关键词:江格尔 英雄主义 游牧文化 民族性格
作者单位:新疆师范大学人文学院
一、英雄主义、游牧文化与《江格尔》产生的文化背景
《江格尔》是卫拉特蒙古人创作并流传下来的著名英雄史诗,以其丰富的社会、历史、文化内容,在蒙古族文学史、社会发展史、思想史、文化史上占有重要地位,是当之无愧的蒙古民族文化的瑰宝。《江格尔》通篇闪耀着英雄主义精神,江格尔与他的诸英雄为了自由和荣誉不惜性命跟敌人搏斗,战胜凶残的敌人,保卫阿日本巴国的安宁。在《江格尔》的每个故事情节、英雄们的每个言谈举止中充分表现了英雄主义精神。这种英雄主义精神的文化根源来自于蒙古族游牧文化。草原民族对英雄的崇拜,有其深远的历史文化传统,这种崇尚英雄的文化传统像一种无形的力量,为草原民族孕育出一代又一代英雄人物,为草原民族锻造出不畏艰险、不畏强暴、英勇好斗的民族性格。蒙古族游牧文化传统中蕴涵的英雄主义精神艺术地再现于《江格尔》里,塑造了江格尔、洪格尔等各具特色的英雄形象。

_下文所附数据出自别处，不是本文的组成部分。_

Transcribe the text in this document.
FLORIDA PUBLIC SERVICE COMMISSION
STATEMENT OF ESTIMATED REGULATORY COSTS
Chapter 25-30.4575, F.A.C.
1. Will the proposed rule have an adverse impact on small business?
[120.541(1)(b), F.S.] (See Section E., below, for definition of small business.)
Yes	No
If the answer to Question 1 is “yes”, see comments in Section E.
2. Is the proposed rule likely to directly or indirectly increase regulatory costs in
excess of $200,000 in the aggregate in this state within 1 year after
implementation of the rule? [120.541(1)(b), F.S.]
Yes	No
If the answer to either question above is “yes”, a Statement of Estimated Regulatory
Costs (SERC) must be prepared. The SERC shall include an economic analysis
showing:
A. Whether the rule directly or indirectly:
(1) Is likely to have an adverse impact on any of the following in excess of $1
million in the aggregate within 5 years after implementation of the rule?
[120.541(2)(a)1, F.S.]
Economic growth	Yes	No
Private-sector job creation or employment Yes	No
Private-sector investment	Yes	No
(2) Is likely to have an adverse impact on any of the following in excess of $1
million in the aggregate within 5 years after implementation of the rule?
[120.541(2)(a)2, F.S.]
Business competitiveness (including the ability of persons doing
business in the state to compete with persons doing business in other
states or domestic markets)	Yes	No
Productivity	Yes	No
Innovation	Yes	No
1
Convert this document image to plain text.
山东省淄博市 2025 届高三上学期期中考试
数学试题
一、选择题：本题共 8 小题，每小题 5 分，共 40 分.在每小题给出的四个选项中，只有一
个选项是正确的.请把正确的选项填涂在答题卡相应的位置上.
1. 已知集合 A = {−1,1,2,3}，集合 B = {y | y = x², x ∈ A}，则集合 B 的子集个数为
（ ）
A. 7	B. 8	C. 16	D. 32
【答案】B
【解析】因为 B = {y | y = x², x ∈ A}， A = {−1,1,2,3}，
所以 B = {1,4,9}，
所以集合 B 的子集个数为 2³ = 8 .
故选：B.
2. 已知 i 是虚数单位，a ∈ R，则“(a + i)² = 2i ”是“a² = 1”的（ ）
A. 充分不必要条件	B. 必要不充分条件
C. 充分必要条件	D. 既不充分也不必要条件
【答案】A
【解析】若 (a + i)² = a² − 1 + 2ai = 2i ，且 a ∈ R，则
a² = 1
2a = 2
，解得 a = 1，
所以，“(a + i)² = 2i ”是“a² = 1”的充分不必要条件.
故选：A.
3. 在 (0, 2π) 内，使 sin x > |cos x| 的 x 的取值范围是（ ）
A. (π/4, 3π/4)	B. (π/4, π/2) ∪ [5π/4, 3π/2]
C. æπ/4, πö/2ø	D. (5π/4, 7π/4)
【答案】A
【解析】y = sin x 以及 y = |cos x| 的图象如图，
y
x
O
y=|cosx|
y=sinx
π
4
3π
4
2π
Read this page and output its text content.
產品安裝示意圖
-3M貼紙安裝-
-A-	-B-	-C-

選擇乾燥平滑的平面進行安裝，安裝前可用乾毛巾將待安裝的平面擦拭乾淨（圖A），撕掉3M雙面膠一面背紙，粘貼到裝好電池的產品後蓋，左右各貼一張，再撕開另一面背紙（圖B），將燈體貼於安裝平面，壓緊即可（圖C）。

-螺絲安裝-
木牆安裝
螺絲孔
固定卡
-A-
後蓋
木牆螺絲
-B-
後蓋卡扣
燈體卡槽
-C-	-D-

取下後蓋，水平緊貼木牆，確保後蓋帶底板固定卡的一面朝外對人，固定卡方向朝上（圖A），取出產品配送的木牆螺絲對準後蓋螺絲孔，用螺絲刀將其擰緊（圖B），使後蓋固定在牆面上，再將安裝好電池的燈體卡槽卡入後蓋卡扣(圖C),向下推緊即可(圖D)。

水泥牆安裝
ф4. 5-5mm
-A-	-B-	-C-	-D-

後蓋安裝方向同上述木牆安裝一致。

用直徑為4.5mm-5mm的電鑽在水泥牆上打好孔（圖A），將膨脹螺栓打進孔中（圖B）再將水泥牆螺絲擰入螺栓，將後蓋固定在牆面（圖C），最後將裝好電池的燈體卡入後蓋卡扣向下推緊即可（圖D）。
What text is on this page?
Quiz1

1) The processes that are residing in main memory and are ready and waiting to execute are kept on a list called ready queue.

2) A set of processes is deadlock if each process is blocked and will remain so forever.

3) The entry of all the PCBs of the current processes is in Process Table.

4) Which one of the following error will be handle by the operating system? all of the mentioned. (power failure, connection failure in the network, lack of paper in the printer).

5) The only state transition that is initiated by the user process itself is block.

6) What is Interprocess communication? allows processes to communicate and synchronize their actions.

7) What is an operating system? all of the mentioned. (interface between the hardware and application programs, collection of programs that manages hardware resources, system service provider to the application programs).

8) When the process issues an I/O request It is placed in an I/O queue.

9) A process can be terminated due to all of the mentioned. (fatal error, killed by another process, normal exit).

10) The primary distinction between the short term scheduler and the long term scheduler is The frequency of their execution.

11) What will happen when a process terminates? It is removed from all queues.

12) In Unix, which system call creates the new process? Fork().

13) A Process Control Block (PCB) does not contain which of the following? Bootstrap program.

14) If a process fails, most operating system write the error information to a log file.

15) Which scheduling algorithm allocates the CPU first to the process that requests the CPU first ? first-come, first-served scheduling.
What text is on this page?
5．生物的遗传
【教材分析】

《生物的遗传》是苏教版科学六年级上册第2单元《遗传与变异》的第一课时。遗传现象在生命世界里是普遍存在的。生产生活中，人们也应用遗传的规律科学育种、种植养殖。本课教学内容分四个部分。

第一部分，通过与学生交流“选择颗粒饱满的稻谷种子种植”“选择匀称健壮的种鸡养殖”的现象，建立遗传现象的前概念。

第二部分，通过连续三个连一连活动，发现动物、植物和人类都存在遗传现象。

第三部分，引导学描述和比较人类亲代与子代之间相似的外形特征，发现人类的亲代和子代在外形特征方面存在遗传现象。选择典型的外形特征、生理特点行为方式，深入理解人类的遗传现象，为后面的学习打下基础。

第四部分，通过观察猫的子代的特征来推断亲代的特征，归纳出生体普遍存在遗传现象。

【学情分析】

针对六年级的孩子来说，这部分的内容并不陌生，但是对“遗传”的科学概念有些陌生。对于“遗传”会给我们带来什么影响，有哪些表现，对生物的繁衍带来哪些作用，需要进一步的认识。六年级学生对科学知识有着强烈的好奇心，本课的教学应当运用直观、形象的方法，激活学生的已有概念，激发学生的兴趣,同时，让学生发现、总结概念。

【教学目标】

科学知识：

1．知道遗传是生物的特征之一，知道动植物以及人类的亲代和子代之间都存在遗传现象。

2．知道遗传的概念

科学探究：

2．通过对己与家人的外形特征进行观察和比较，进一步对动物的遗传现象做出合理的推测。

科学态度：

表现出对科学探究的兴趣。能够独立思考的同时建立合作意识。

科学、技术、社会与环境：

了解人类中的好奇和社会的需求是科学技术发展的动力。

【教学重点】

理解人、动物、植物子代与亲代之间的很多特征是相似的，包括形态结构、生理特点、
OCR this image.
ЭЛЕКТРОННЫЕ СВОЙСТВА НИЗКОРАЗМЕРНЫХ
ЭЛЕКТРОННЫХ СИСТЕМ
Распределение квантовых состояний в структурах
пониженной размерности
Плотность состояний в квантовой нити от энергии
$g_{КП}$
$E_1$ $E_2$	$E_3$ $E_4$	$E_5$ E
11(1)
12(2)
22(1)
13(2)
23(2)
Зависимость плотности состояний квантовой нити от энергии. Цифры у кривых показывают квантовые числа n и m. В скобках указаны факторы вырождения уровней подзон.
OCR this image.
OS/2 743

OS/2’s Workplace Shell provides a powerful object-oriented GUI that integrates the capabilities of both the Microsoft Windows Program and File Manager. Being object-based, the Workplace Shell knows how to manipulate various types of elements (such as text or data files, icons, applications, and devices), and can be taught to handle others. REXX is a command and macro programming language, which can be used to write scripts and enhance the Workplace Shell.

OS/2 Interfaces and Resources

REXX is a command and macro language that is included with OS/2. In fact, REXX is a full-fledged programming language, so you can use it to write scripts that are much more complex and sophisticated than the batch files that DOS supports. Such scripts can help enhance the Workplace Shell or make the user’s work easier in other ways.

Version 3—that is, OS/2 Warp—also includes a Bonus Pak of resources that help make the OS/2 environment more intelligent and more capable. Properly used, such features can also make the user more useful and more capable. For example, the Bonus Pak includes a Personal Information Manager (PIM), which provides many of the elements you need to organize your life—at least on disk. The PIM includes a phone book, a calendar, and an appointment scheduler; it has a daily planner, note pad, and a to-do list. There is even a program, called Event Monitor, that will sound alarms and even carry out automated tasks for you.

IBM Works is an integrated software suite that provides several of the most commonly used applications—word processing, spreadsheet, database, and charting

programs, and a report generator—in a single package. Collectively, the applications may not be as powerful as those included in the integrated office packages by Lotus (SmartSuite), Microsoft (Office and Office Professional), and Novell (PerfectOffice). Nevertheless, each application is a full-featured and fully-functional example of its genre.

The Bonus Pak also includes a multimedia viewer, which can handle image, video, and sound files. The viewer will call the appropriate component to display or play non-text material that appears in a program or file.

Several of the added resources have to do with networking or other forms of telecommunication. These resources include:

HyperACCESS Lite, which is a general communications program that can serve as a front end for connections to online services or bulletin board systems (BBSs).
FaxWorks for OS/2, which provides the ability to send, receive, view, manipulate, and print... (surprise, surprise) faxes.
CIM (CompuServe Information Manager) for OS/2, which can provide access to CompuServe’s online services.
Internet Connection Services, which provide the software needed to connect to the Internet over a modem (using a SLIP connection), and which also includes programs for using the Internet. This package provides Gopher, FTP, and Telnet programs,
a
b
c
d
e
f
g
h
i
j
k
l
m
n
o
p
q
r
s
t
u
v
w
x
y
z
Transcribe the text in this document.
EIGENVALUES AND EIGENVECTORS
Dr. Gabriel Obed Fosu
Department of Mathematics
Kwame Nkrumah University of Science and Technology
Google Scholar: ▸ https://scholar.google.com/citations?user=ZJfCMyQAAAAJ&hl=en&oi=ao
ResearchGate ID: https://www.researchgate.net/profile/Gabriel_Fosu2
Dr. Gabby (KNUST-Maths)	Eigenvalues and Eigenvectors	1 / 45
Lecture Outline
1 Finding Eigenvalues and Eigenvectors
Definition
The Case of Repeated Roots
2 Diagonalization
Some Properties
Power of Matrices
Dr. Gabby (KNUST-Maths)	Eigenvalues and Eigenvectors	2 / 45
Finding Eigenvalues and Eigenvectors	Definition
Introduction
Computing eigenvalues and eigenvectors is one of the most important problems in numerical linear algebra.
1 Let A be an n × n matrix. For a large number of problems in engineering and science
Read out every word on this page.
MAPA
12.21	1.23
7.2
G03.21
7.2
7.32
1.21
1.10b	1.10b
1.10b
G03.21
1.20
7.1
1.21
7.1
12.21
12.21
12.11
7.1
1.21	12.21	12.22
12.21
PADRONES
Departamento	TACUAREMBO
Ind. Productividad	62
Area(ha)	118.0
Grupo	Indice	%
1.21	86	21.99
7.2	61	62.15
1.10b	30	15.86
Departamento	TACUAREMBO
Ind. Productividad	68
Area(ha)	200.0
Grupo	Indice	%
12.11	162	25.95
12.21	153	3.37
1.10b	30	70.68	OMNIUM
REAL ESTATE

要阐明《江格尔》的英雄主义精神的根源,应从英雄史诗产生和发展的社会文化背景人手。由于蒙古族英雄史诗产生、发展、变异的历史过程十分漫长,文字记录的时间较晚,要弄清楚其产生的准确时间、地域、背景、形态等比较困难,对这个问题专家们的观点有很大出入,《江格尔》也是如此。但根据英雄史诗的内容、形式特征,根据蒙古族社会文化发展的历史进程,参照世界各民族英雄史诗产生的时代背景,我们大体上可以确定蒙古族英雄史诗产生的历史和文化背景。蒙古族英雄史诗大约产生于蒙古氏族社会晚期,封建社会初期。它是蒙古族文学为适应表现新兴游牧封建制贵族英雄的需要,民间说唱艺人将神话、传说的叙事传统和祝赞词、民歌的韵文传统结合起来而创造的一种新的文学体裁。《江格尔》产生时间也许更晚一些,因其是在汇集许多远古中短篇英雄史诗的基础上形成的。按照《江格尔》研究专家仁钦道尔吉的观点,“《江格尔》初具长篇英雄史诗(或并列复合型史诗)规模的时代,是在从早期四卫拉特联盟的建立到土尔扈忒部首领和鄂尔勒克率部西迁之前(15世纪中叶至17世纪上半叶)这200年之间。当然,在这部史诗中也难免出现一些这个时代之前和之后的内容。”虽说《江格尔》产生的时间较晚,但这并不说明《江格尔》的形成年代不符合英雄史诗产生和存在的普遍规律。由于《江格尔》是在以前的民间文学的基础上,经过几个世纪的发展与变更而成为现在这种状态,所以它包含了许多远古的东西。再说,某个历史时期的社会状态不能马上就反映到英雄史诗之类的民间文学作品里。即使《江格尔》产生于17世纪,但它所反映的思想内容并非完全是17世纪的。人类学家摩尔根说:“近代的种种制度实生根于野蛮阶段,而推其萌芽之始,则又在更早的蒙昧阶段。它们一脉相承,贯通各代,既有其逻辑上的前因后果,亦有其血统上的来龙去脉。”英雄史诗也是如此,它一方面反映产生和流传时期的社会状态,另一方面继承和保留远古时期的原始记忆。依照摩尔根的人类发展进程的三个阶段,即蒙昧状态、野蛮状态和文明状态和维柯的人类思维发展的三个阶段,即“神的时代、英雄的时代、人的时代”的论点,英雄史诗里所蕴涵的文化信息应属于前两个时代。我们关注《江格尔》产生的时代问题的目的并不在于考证其产生的具体年代,而是要阐明《江格尔》所呈现的英雄主义思想的历史文化背景。深入研究《江格尔》的整体思想内容和汇集学者们的论点可以了解到,《江格尔》在继承远古中短篇英雄史诗婚姻和征战两类题材和主题的同时,新增加了部落联盟的题材和主题,从而把远古中短篇史诗所反映的氏族与氏族、部落与部落之间的婚姻、征战斗争扩大到部落联盟,把塑造氏族、部落首领单个或几个英雄形象扩大到了塑造以江格尔、洪古尔为代表的部落联盟英雄群体,在更加广阔的历史背景上深刻地反映了蒙古氏族制度瓦解、封建制度确立的过程。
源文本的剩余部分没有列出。